E’ del 5 novembre 2012 la sentenza della Corte di Cassazione, la 18921, che stabilisce come legittimo il comportamento dei dipendenti che si rifiutano di lavorare, dopo aver timbrato il cartellino, per la presenza di amianto sul luogo di lavoro.
La sentenza riguarda il ricorso di una nota azienda italiana che aveva sospeso alcuni suoi dipendenti, non retribuendoli, dopo che questi si rifiutavano di frequentare il posto di lavoro, palesemente contaminato dal pericoloso materiale-killer.

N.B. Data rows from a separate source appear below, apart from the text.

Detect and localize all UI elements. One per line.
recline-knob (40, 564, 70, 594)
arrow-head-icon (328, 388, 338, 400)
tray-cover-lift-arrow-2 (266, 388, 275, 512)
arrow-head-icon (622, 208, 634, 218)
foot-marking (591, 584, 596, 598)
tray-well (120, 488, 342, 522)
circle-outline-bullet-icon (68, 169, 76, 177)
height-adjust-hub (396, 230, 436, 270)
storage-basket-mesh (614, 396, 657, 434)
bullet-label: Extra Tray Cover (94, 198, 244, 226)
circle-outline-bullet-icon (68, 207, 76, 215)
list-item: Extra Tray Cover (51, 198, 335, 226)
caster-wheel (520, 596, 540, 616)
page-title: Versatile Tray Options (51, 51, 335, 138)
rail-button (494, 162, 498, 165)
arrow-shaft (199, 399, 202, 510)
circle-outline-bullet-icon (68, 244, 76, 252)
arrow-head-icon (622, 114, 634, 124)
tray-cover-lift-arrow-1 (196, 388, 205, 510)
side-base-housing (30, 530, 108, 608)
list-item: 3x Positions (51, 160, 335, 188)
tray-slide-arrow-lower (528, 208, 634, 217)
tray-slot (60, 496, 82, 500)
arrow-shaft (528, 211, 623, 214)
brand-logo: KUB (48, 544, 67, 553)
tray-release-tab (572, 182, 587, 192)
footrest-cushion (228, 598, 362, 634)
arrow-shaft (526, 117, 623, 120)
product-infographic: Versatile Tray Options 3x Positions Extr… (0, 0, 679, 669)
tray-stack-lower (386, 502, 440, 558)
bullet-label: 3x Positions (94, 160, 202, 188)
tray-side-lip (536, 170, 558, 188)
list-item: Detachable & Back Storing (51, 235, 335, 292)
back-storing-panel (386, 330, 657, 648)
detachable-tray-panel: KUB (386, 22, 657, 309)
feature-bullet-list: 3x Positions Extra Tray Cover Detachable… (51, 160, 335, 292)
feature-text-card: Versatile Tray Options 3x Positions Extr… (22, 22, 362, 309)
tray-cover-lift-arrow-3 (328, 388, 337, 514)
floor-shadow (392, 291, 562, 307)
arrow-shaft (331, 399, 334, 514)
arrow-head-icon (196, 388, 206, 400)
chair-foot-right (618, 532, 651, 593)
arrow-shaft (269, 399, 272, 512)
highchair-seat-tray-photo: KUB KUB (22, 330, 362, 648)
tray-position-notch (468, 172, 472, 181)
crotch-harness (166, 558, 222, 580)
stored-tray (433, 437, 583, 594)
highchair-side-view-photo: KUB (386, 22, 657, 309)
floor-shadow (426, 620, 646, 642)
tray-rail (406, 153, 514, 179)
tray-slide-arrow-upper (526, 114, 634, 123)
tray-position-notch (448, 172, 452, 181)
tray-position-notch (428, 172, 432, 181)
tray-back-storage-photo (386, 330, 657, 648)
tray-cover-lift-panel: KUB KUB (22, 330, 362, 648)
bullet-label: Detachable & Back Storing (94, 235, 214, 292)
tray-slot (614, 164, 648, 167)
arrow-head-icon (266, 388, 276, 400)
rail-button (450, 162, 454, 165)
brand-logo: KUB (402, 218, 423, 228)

La Corte di Cassazione non si è limitata a sancire come illegittimo il comportamento dlel’azienda, e quindi assolutamente lecito quello dei lavoratori, aggiungendo che: “la responsabilità dell’imprenditore ex art. 2087 cc, pur non configurando una ipotesi di responsabilità oggettiva, non è circoscritta alla violazione di regole di esperienza o di regole tecniche preesistenti e collaudate, ma deve ritenersi volta a sanzionare, alla luce delle garanzie costituzionali del lavoratore, l’omessa predisposizione da parte del datore di lavoro di tutte quelle misure e cautele atte a preservare l’integrità psicofisica e la salute del lavoratore sul luogo di lavoro, tenuto conto della concreta realtà aziendale e della sua maggiore o minore possibilità di venire a conoscenza e di indagare sull’esistenza di fattori di rischio in un determinato momento storico; inoltre, nel caso in cui il datore di lavoro non adotti, a norma dell’art. 2087 cc, tutte le misure necessarie a tutelare l’integrità fisica e le condizioni di salute del prestatore di lavoro, rendendosi così inadempiente ad un obbligo contrattuale, questi, oltre al risarcimento dei danni, ha in linea di principio il diritto di astenersi dalle specifiche prestazioni la cui esecuzione possa arrecare pregiudizio alla sua salute (cfr, Cass., n. 11664/2006)”.